Building Peptide Atlas
From SPCTools
Three PeptideAtlas build pipelines are described below:
- Cutting-edge, pre-release pipeline which allows incorporation of more useful protein info into the Atlas
- Standard pipeline, in use when Terry arrived August 2008
- Pipeline which uses iProphet to combine experiments. Slightly better results, but cumbersome, especially for large numbers of experiments.
May 2009 pipeline: generate more informative protein lists
This pipeline is under development, but is currently functional. In this pipeline, multiple searches may be combined using iProphet, but experiments are NOT combined using iProphet. (We decided in approx. February 2009 that combining experiments using iProphet was too tedious and time-consuming.) ProteinProphet is run on each experiment AND on all experiments combined. For details on specific steps, refer to the description of the November 2008 pipeline below.
- Post-process any glyco search results
- PeptideProphet, RefreshParser (for SpectraST searches and any searches against a database different from the primary search DB), and iProphet. All pepXML now have protIDs from primary search DB -- for human, usually IPI. NOTE: if RefreshParser is necessary, maybe best
to just RefreshParse all PeptideProphet pepXML to bioseq set here, from the get-go. Then won't have two layers of RefreshParser, each contributing more UNMAPPED.
- RefreshParser to refresh all interact-ipro.pep.xml to bioseq set. If bioseq set does not yet exist, need to build through step03 first. PepXML now has protIDs from bioseq set.
- ProteinProphet per expt. ProtXML inherits protIDs from bioseq set.
- Mayu & calctppstat
- prophetAll, then copy master protXML to analysis dir. This protXML inherits protIDs from bioseq set.
- step01 to get *.PAidentlist-template, *.PAidentlist, PeptideAtlas.PAprotlist, and APD* files and load any new peptides into the Atlas. These files all inherit protIDs from bioseq set.
- PeptideAtlas.PAprotlist -- for each <protein> selected from protXML for inclusion in the atlas, includes one line listing
- protein_group
- all protIDs (primary plus indistinguishables; indistinguishables are other protIDs from bioseq set to which identical peptide set maps; primary seems to be the first alphabetically)
- probability
- confidence
- presence level (canonical, possibly distinguished, or subsumed)
- protID for group's canonical representative (canonical for group with highest probability).
- if new template files were created, decontaminate any PAidentlist-template files necessary, then run step01 again to create correct PAidentlist and combined PAidentlist
- step02 to get duplicate_groups.txt, which tells us what the identicals are for the next step
- "refresh" PAidentlist and APD files to Swiss-Prot. These files will now tend to have Swiss-Prot protIDs, but will also have some other protIDs (for human, they will be from IPI, Ensembl, and cRAP) for sequences not identical to anything in Swiss-Prot.

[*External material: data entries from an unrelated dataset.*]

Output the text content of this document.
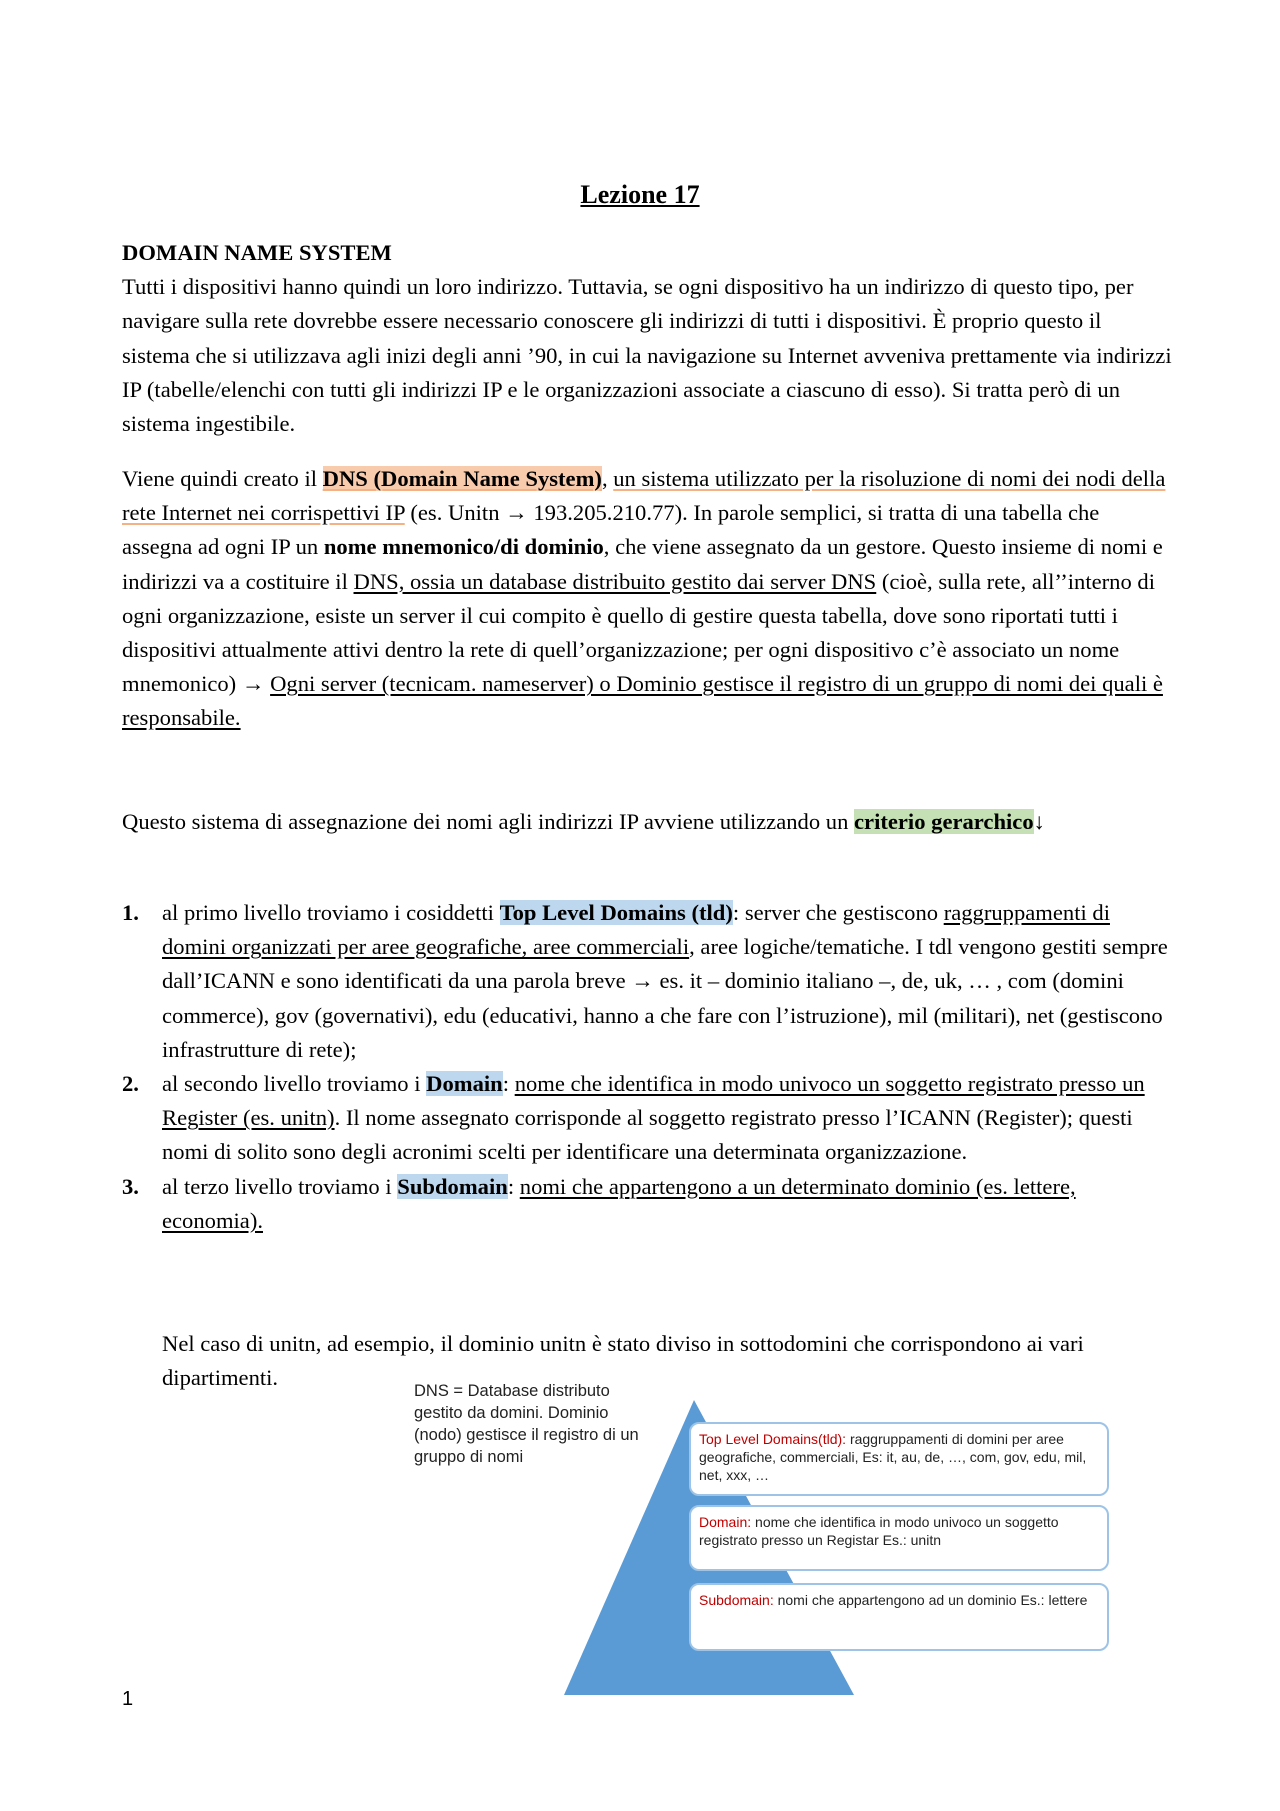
Lezione 17
DOMAIN NAME SYSTEM
Tutti i dispositivi hanno quindi un loro indirizzo. Tuttavia, se ogni dispositivo ha un indirizzo di questo tipo, per navigare sulla rete dovrebbe essere necessario conoscere gli indirizzi di tutti i dispositivi. È proprio questo il sistema che si utilizzava agli inizi degli anni ’90, in cui la navigazione su Internet avveniva prettamente via indirizzi IP (tabelle/elenchi con tutti gli indirizzi IP e le organizzazioni associate a ciascuno di esso). Si tratta però di un sistema ingestibile.
Viene quindi creato il DNS (Domain Name System), un sistema utilizzato per la risoluzione di nomi dei nodi della rete Internet nei corrispettivi IP (es. Unitn → 193.205.210.77). In parole semplici, si tratta di una tabella che assegna ad ogni IP un nome mnemonico/di dominio, che viene assegnato da un gestore. Questo insieme di nomi e indirizzi va a costituire il DNS, ossia un database distribuito gestito dai server DNS (cioè, sulla rete, all’’interno di ogni organizzazione, esiste un server il cui compito è quello di gestire questa tabella, dove sono riportati tutti i dispositivi attualmente attivi dentro la rete di quell’organizzazione; per ogni dispositivo c’è associato un nome mnemonico) → Ogni server (tecnicam. nameserver) o Dominio gestisce il registro di un gruppo di nomi dei quali è responsabile.
Questo sistema di assegnazione dei nomi agli indirizzi IP avviene utilizzando un criterio gerarchico↓
1. al primo livello troviamo i cosiddetti Top Level Domains (tld): server che gestiscono raggruppamenti di domini organizzati per aree geografiche, aree commerciali, aree logiche/tematiche. I tdl vengono gestiti sempre dall’ICANN e sono identificati da una parola breve → es. it – dominio italiano –, de, uk, … , com (domini commerce), gov (governativi), edu (educativi, hanno a che fare con l’istruzione), mil (militari), net (gestiscono infrastrutture di rete);
2. al secondo livello troviamo i Domain: nome che identifica in modo univoco un soggetto registrato presso un Register (es. unitn). Il nome assegnato corrisponde al soggetto registrato presso l’ICANN (Register); questi nomi di solito sono degli acronimi scelti per identificare una determinata organizzazione.
3. al terzo livello troviamo i Subdomain: nomi che appartengono a un determinato dominio (es. lettere, economia).
Nel caso di unitn, ad esempio, il dominio unitn è stato diviso in sottodomini che corrispondono ai vari dipartimenti.
DNS = Database distributo gestito da domini. Dominio (nodo) gestisce il registro di un gruppo di nomi
Top Level Domains(tld): raggruppamenti di domini per aree geografiche, commerciali, Es: it, au, de, …, com, gov, edu, mil, net, xxx, …
Domain: nome che identifica in modo univoco un soggetto registrato presso un Registar Es.: unitn
Subdomain: nomi che appartengono ad un dominio Es.: lettere
1
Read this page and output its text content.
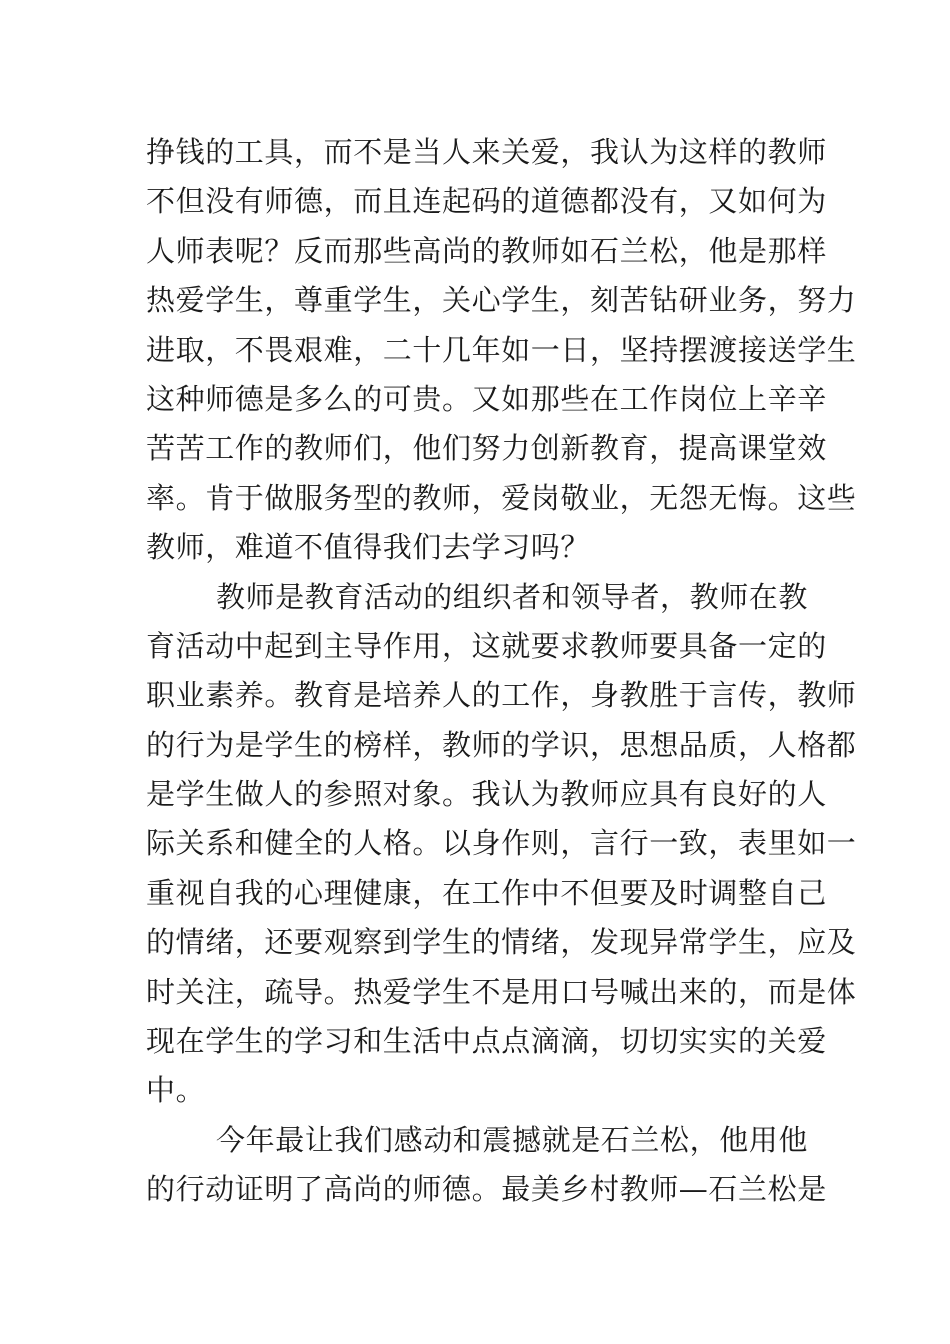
挣钱的工具，而不是当人来关爱，我认为这样的教师
不但没有师德，而且连起码的道德都没有，又如何为
人师表呢？反而那些高尚的教师如石兰松，他是那样
热爱学生，尊重学生，关心学生，刻苦钻研业务，努力
进取，不畏艰难，二十几年如一日，坚持摆渡接送学生
这种师德是多么的可贵。又如那些在工作岗位上辛辛
苦苦工作的教师们，他们努力创新教育，提高课堂效
率。肯于做服务型的教师，爱岗敬业，无怨无悔。这些
教师，难道不值得我们去学习吗？
教师是教育活动的组织者和领导者，教师在教
育活动中起到主导作用，这就要求教师要具备一定的
职业素养。教育是培养人的工作，身教胜于言传，教师
的行为是学生的榜样，教师的学识，思想品质，人格都
是学生做人的参照对象。我认为教师应具有良好的人
际关系和健全的人格。以身作则，言行一致，表里如一
重视自我的心理健康，在工作中不但要及时调整自己
的情绪，还要观察到学生的情绪，发现异常学生，应及
时关注，疏导。热爱学生不是用口号喊出来的，而是体
现在学生的学习和生活中点点滴滴，切切实实的关爱
中。
今年最让我们感动和震撼就是石兰松，他用他
的行动证明了高尚的师德。最美乡村教师—石兰松是
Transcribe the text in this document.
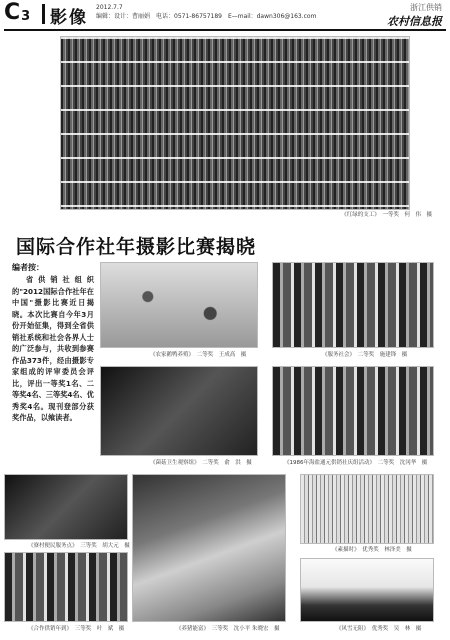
C 3 影像
2012.7.7
编辑：设计：曹丽娟　电话：0571-86757189　E—mail：dawn306@163.com
浙江供销
农村信息报
《红绿的支工》　一等奖　何　伟　摄
国际合作社年摄影比赛揭晓
编者按：
省供销社组织的"2012国际合作社年在中国"摄影比赛近日揭晓。本次比赛自今年3月份开始征集，得到全省供销社系统和社会各界人士的广泛参与，共收到参赛作品373件，经由摄影专家组成的评审委员会评比，评出一等奖1名、二等奖4名、三等奖4名、优秀奖4名。现刊登部分获奖作品，以飨读者。
《农家鹅鸭养殖》　二等奖　王成高　摄	《服务社会》　二等奖　施建锋　摄
《菌菇卫生观察组》　二等奖　俞　洪　摄	《1986年海盐通元供销社庆组活动》　二等奖　沈冈华　摄
《寮村便民服务点》　三等奖　胡大元　摄
《合作供销年到》　三等奖　叶　斌　摄	《养猪能富》　三等奖　沈小平 朱晓宏　摄
《素描时》　优秀奖　林泽美　摄
《风雪无阻》　优秀奖　吴　林　摄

$PIPELINE/bin/processPAprotlist.pl --PAidentlist PeptideAtlasInput_concat.PAidentlist $PIPELINE/bin/processPAprotlist.pl --PAidentlist PeptideAtlasInput_sorted.PAidentlist $SBEAMS/lib/scripts/PeptideAtlas/createPipelineInput.pl --APD_only --FDR 0.0001 -biosequence_set_id 60 --output_file DATA_FILES/APD_Hs_all
Now a very nice minimal protein list can be gleaned from combined PAidentlist:
awk '{print $11}' PeptideAtlasInput_sorted.PAidentlist | sort | uniq
This is the "covering" protein list for the Atlas -- smallest list to explain all peptides, with mostly Swiss-Prot IDs.
- Create protein identification lists:
- PeptideAtlas.PAprotIdentlist -- lists protIDs for Atlas, labeling each with a presence_level of either canonical, possibly_distinguished, or subsumed. Only one protID listed per peptide set. Biased to include Swiss-Prot identifiers.
- PeptideAtlas.PAprotRelationships -- lists protIDs from bioseq set that are identical to (identical sequence) or indistinguishable from (same peptide set) protIDs in PeptideAtlas.PAprotIdentlist
$PIPELINE/bin/processPAprotlist.pl (run from DATA_FILES)
Can do this any time before load. Together, the above lists include all protIDs from bioseq set that include any peptide in Atlas. As of 5/19/09, usefulness of the presence_level assignments is suspect -- there are more canonicals than necessary.
- steps 03-08, and load
Standard Pipeline: run iProphet/ProteinProphet on each expt. individually
The current (as of June 2009) standard build pipeline is the same as that described below, except:
- Run iProphet/ProteinProphet on each experiment individually. Do not combine all experiments with iProphet.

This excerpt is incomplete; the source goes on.